L'Epilogue : La mort d'Avignon. Philippe Caubère

L'Epilogue à l'Homme qui danse, La mort d'AvignonLa voici la der des der, la fin de l’Epilogue, la révérence de l’Homme qui danse.

La première partie de l’Epilogue, La Ficelle était d’un dénuement tel qu’elle avait laissé le spectateur déçu, triste, presque en colère.

Dans La mort d’Avignon, le vrai final, Philippe-Ferdinand nous dit au revoir avec l’art et la manière qui sont siennes : avec panache et en beauté.
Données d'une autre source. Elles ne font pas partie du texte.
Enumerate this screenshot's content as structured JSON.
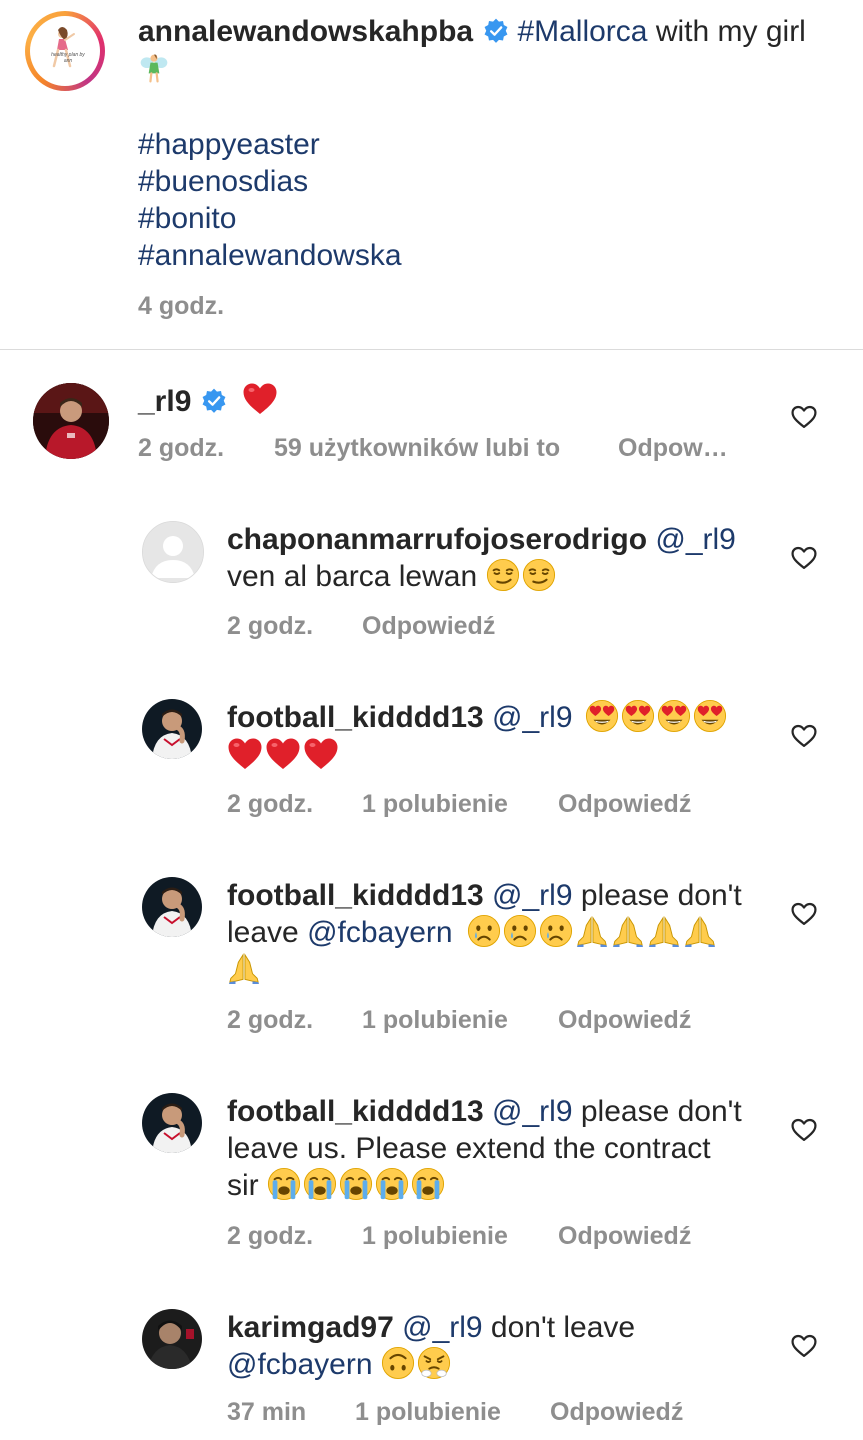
{
  "post": {
    "username": "annalewandowskahpba",
    "caption_tag": "#Mallorca",
    "caption_text": " with my girl",
    "hashtags": [
      "#happyeaster",
      "#buenosdias",
      "#bonito",
      "#annalewandowska"
    ],
    "time": "4 godz.",
    "avatar_text": "healthy plan by ann"
  },
  "comments": [
    {
      "username": "_rl9",
      "verified": true,
      "time": "2 godz.",
      "likes": "59 użytkowników lubi to",
      "reply": "Odpow…"
    },
    {
      "username": "chaponanmarrufojoserodrigo",
      "mention": "@_rl9",
      "line2": "ven al barca lewan ",
      "time": "2 godz.",
      "reply": "Odpowiedź"
    },
    {
      "username": "football_kidddd13",
      "mention": "@_rl9",
      "time": "2 godz.",
      "likes": "1 polubienie",
      "reply": "Odpowiedź"
    },
    {
      "username": "football_kidddd13",
      "mention": "@_rl9",
      "text1": " please don't",
      "text2": "leave ",
      "mention2": "@fcbayern",
      "time": "2 godz.",
      "likes": "1 polubienie",
      "reply": "Odpowiedź"
    },
    {
      "username": "football_kidddd13",
      "mention": "@_rl9",
      "text1": " please don't",
      "text2": "leave us. Please extend the contract",
      "text3": "sir ",
      "time": "2 godz.",
      "likes": "1 polubienie",
      "reply": "Odpowiedź"
    },
    {
      "username": "karimgad97",
      "mention": "@_rl9",
      "text1": " don't leave",
      "mention2": "@fcbayern",
      "time": "37 min",
      "likes": "1 polubienie",
      "reply": "Odpowiedź"
    }
  ],
  "colors": {
    "mention": "#1d3a6b",
    "meta": "#8e8e8e",
    "verified": "#3897f0",
    "heart": "#ed4956"
  },
  "icons": [
    "verified-badge-icon",
    "heart-outline-icon",
    "fairy-emoji",
    "red-heart-emoji",
    "smirk-emoji",
    "heart-eyes-emoji",
    "crying-emoji",
    "praying-hands-emoji",
    "loudly-crying-emoji",
    "upside-down-face-emoji",
    "steam-from-nose-emoji"
  ]
}
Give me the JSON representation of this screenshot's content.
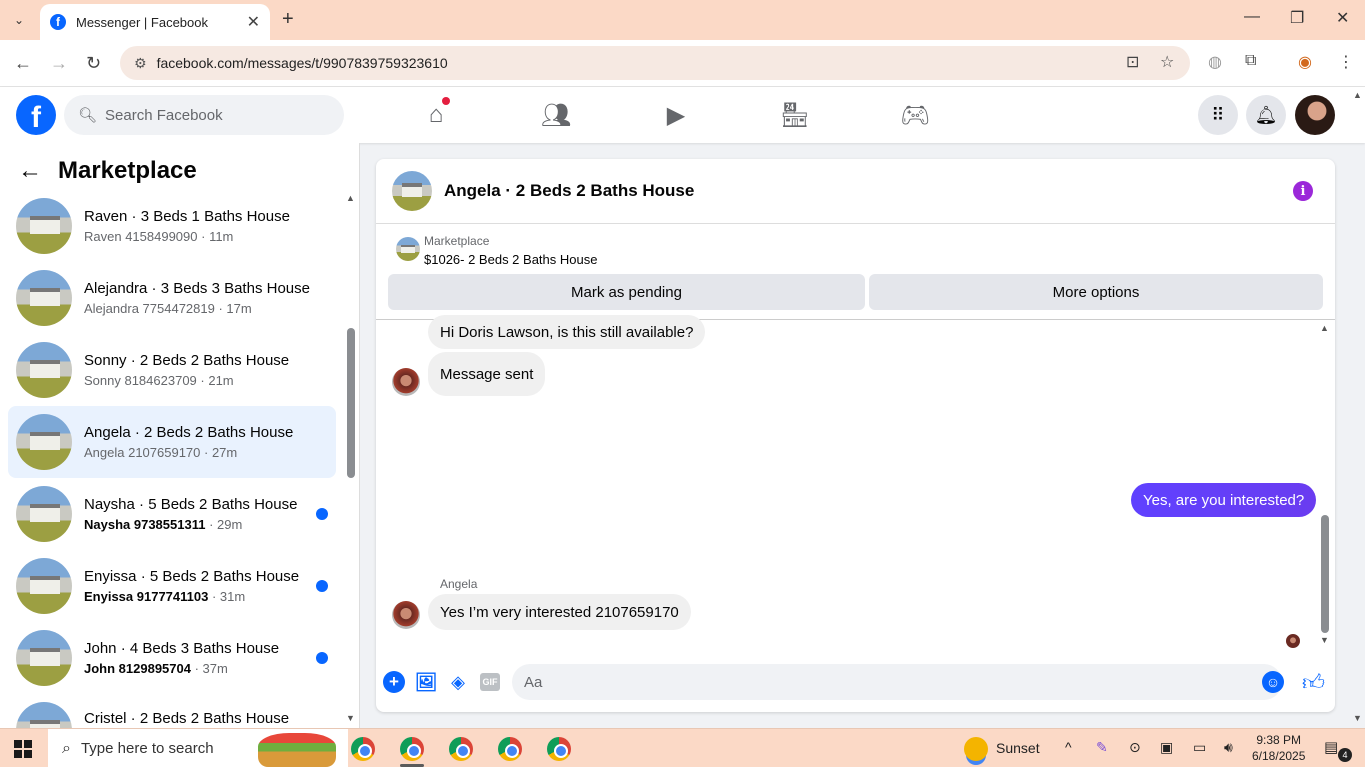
{
  "browser": {
    "tab_title": "Messenger | Facebook",
    "url": "facebook.com/messages/t/9907839759323610"
  },
  "fb": {
    "search_placeholder": "Search Facebook",
    "logo": "f"
  },
  "sidebar": {
    "title": "Marketplace",
    "conversations": [
      {
        "title": "Raven · 3 Beds 1 Baths House",
        "who": "Raven 4158499090",
        "time": "11m",
        "unread": false
      },
      {
        "title": "Alejandra · 3 Beds 3 Baths House",
        "who": "Alejandra 7754472819",
        "time": "17m",
        "unread": false
      },
      {
        "title": "Sonny · 2 Beds 2 Baths House",
        "who": "Sonny 8184623709",
        "time": "21m",
        "unread": false
      },
      {
        "title": "Angela · 2 Beds 2 Baths House",
        "who": "Angela 2107659170",
        "time": "27m",
        "unread": false,
        "active": true
      },
      {
        "title": "Naysha · 5 Beds 2 Baths House",
        "who": "Naysha 9738551311",
        "time": "29m",
        "unread": true
      },
      {
        "title": "Enyissa · 5 Beds 2 Baths House",
        "who": "Enyissa 9177741103",
        "time": "31m",
        "unread": true
      },
      {
        "title": "John · 4 Beds 3 Baths House",
        "who": "John 8129895704",
        "time": "37m",
        "unread": true
      },
      {
        "title": "Cristel · 2 Beds 2 Baths House",
        "who": "",
        "time": "",
        "unread": false
      }
    ]
  },
  "chat": {
    "title": "Angela · 2 Beds 2 Baths House",
    "marketplace_label": "Marketplace",
    "listing": "$1026- 2 Beds 2 Baths House",
    "mark_pending": "Mark as pending",
    "more_options": "More options",
    "messages": {
      "m1": "Hi Doris Lawson, is this still available?",
      "m2": "Message sent",
      "m3": "Yes, are you interested?",
      "sender": "Angela",
      "m4": "Yes I’m very interested 2107659170"
    },
    "composer_placeholder": "Aa",
    "gif": "GIF"
  },
  "taskbar": {
    "search_placeholder": "Type here to search",
    "weather": "Sunset",
    "time": "9:38 PM",
    "date": "6/18/2025",
    "notif_count": "4"
  },
  "colors": {
    "fb_blue": "#0866ff",
    "outgoing_bubble": "#5f41ff",
    "info_purple": "#9b28d9",
    "chrome_tint": "#fbd9c6"
  }
}
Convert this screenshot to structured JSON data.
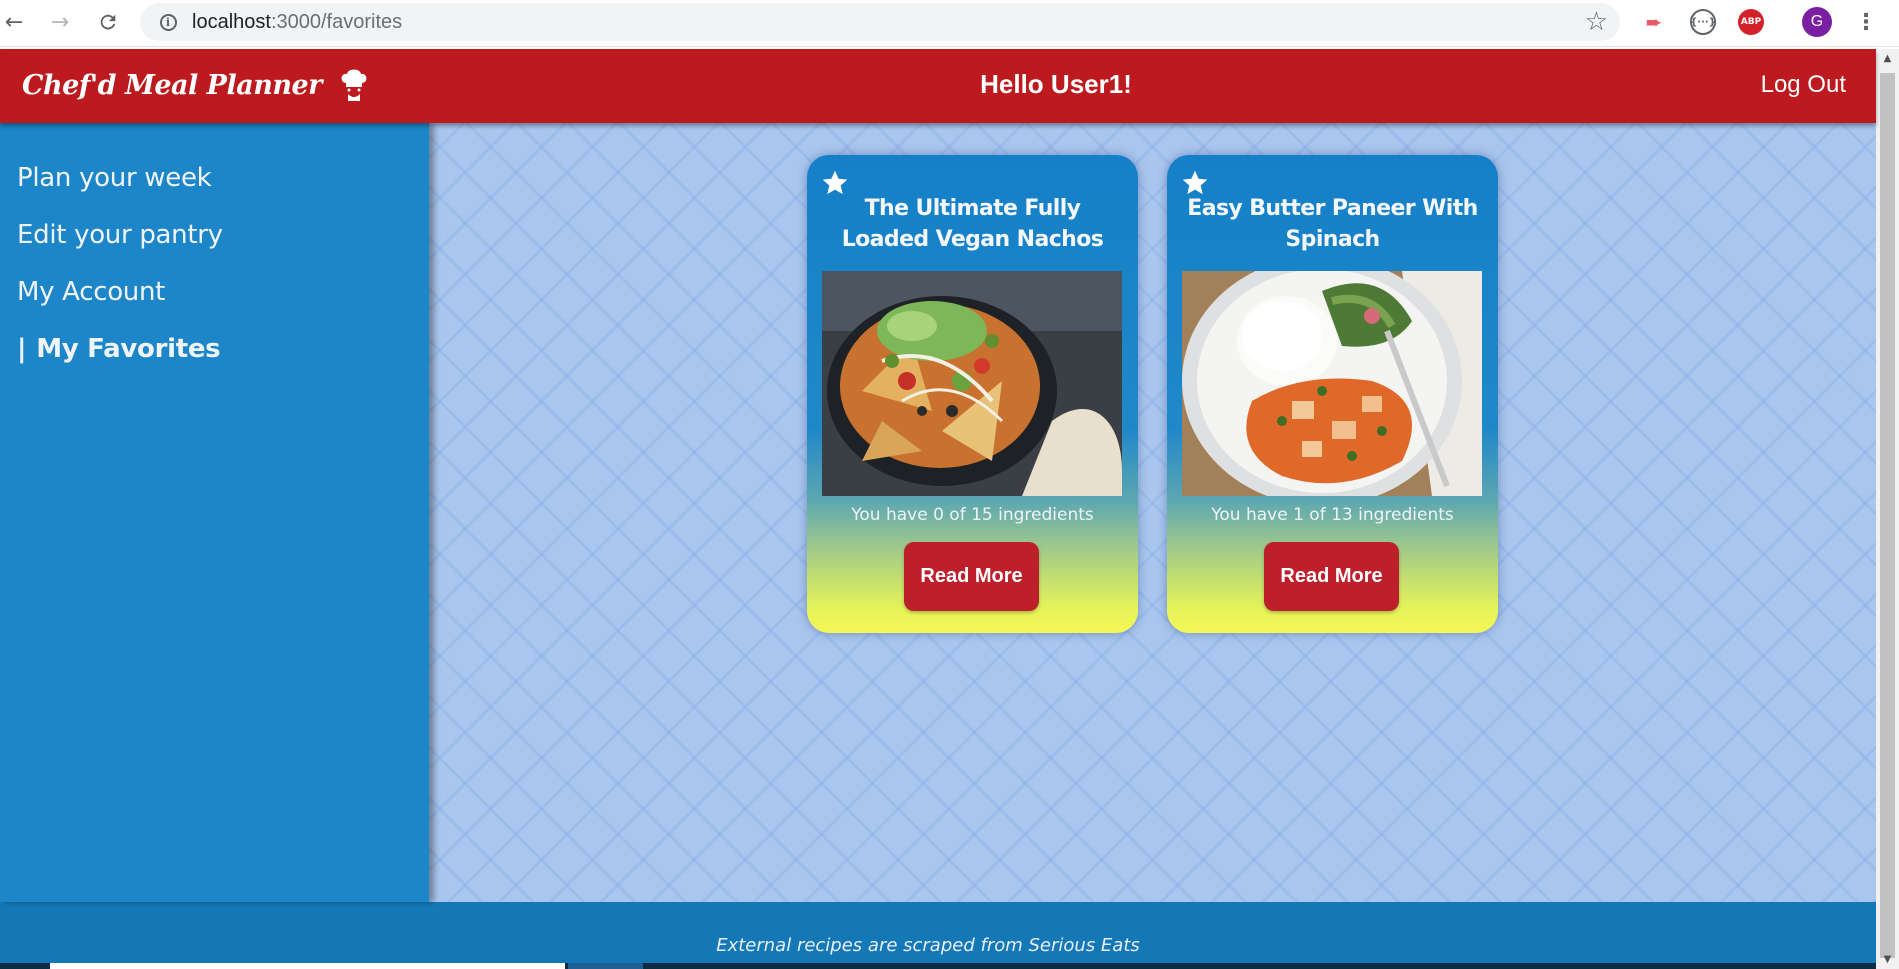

1978, la Cour d’honneur du Palais des Papes : Georges Wilson et Paul Puaux racontent au jeune Ferdinand l’Avignon d’autrefois et raniment avec autant d’humour que d’émotion le souvenir de Gérard Philipe et celui de Jean Vilar.
Puis c’est au tour de notre jeune comédien d’entrer sur scène pour une interprétation – ou plutôt un massacre – de Lorenzo dans Lorenzaccio.
Sur les gradins, ils sont tous là : de Gaulle, Sartre et Mauriac, Johnny Halliday, Claudine et sa gouvernante. Toutes deux ont vieilli ; elles sont venues en chemise de nuit, elles vont prendre froid… la faute au mistral, qui va finir par tous les emporter avec lui.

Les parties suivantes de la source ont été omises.